Don Pesci: Twain, TR and imperialism
Theodore Roosevelt on Twain – “I wish I could skin Mark Twain alive.”
Twain on Roosevelt – “We have had no President before who was destitute of self-respect for his high office. We have had no President before who was not a gentleman; we have had no President before who was intended for a butcher, a dive-keeper or a bully.”
VERNON, Conn.
Occasionally, columnists back up against a thorny subject much in the way an innocent traveler in the woods backs up against a porcupine. The collision is often painful for both the porcupine and the columnist.
Although the deathless struggle between Twain, a longtime Connecticut resident, and TR has been known for more than a century, it is rarely mentioned in print. Twain scholars know that Twain and TR were natural enemies on the matter of American imperialism, TR favoring the civilizing benefits of imperialism, always good for the native population and American businesses on the hunt for overseas markets, and Twain opposing it – strenuously.
TR’s animal spirits were aroused by “killing things,” as his political opponents said, and the notion that the American idea should extend beyond its Monroe Doctrine borders to Hawaii, during Twain’s time, still an island paradise controlled by the native population, Cuba and the Philippines, both part of the far-flung Spanish Empire, and wherever else three prominent American expansionists -- Theodore Roosevelt, whose ambitions for personal glory knew no bounds, William Randolph Hearst, a pro-imperialist newspaper owner, and Massachusetts Sen. Henry Cabot Lodge, a close friend of TR and a shaker and mover in Congress -- though that the United States should extend its reach in the world.
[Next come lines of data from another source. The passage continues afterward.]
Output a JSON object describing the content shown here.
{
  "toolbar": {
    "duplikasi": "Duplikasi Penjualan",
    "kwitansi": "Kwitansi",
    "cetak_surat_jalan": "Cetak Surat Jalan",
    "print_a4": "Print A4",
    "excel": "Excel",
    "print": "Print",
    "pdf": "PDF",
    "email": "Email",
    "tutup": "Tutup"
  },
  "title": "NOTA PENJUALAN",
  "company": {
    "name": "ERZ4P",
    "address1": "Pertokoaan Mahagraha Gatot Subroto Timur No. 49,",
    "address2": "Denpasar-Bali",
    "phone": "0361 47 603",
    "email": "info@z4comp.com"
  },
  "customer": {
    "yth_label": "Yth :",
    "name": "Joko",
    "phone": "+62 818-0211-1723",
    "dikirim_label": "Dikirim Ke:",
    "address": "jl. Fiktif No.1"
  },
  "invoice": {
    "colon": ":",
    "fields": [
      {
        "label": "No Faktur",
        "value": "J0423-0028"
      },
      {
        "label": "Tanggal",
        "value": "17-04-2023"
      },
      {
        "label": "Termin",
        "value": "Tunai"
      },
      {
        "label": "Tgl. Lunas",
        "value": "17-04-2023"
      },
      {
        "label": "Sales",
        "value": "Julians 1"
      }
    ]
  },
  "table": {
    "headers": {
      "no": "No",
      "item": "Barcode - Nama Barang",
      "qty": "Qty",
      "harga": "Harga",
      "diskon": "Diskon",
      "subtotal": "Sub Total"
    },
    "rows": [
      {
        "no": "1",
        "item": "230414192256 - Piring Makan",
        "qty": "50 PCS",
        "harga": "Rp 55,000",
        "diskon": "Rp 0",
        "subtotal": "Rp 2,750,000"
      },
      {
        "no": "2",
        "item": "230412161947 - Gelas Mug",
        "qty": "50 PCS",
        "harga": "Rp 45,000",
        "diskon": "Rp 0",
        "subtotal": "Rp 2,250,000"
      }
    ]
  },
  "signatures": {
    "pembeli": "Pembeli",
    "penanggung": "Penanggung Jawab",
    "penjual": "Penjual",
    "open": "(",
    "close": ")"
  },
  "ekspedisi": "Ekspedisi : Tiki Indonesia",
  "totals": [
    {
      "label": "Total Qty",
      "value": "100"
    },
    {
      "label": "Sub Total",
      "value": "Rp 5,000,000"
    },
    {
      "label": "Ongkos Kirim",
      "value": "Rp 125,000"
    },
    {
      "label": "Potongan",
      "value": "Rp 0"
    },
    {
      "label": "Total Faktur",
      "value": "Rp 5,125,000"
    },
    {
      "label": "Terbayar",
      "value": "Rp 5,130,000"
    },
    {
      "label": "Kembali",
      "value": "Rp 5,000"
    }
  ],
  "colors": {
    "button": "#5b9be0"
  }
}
Twain was still in Europe when a diffident President William McKinley, largely at the urging of pro-imperialist, ''civilizing'' forces in the United States, ordered the U.S. Navy into Cuba, there to support rebel groups agitating for democracy and freedom from Spanish rule. We all recall Hearst’s war-whoop: “Remember the Maine; To Hell With Spain.”
The Maine went down in Havana Harbor, a sinking likely caused, it was revealed seventy years after the event, by an internal fire that had ignited explosives aboard the war ship. At the time, Hearst, dollar signs always in his eyes, happily circulated the notion that the Maine had been sunk by the Spanish and said so in many lurid and sensational stories printed in his paper. Roosevelt went off as a colonel to command a regiment in Cuba and later stormed San Juan Hill with his “Rough Riders.” The Philippians, Guam especially, was set free of the Spanish navy. America’s imperial outreach was intended to Christianize and civilize savage nations, open markets to U.S. goods and announce brashly to the world that, in an era of colonializing powers, the United States had come of age. The imperialists had the stage pretty much to themselves, and then Twain, who at first supported the Cuban adventure because he thought it might help a nation struggling against a colonial power to attain independence, returned home – with a pen dipped in the fires of Hell.
TR found that San Juan Hill was easier to storm than Twain who, to his last breath, insisted as a matter of principle, along with John Adams, that while the United States is a friend to democracy everywhere, it is the custodian only of its own.
The Twain-TR struggle continues today under different battle flags. The presence of a resurgent Islam in modern times has changed the calculus somewhat. Among other things, a resurgent Islam is intent upon 1) sweeping Western influence – religious, cultural and legal -- including democracy, from its own sphere of influence, 2) restoring a sphere of influence it held for roughly 1,500 years as an imperial power, and 3) bringing all other faiths and social orders under Islam at the point of a sword.
The contest between a resurgent Islam and a West that has internally surrendered to a superior spiritual force – demographics show that Islam will out-produce the West in the only product that really matters, children, in the not too distant future – places before those of us in the United States who believe Twain got the better of the argument over TR the age old questions: Without a more than equal countervailing force, how does the West preserve itself from destruction?
Can there be a difference between imperialism and intervention? And has there ever been in the history of the world a non-imperialist nation whose mission is the preservation and extension of Western Cvilization?
Don Pesci is a writer (mostly on politics) who lives in Vernon, Conn.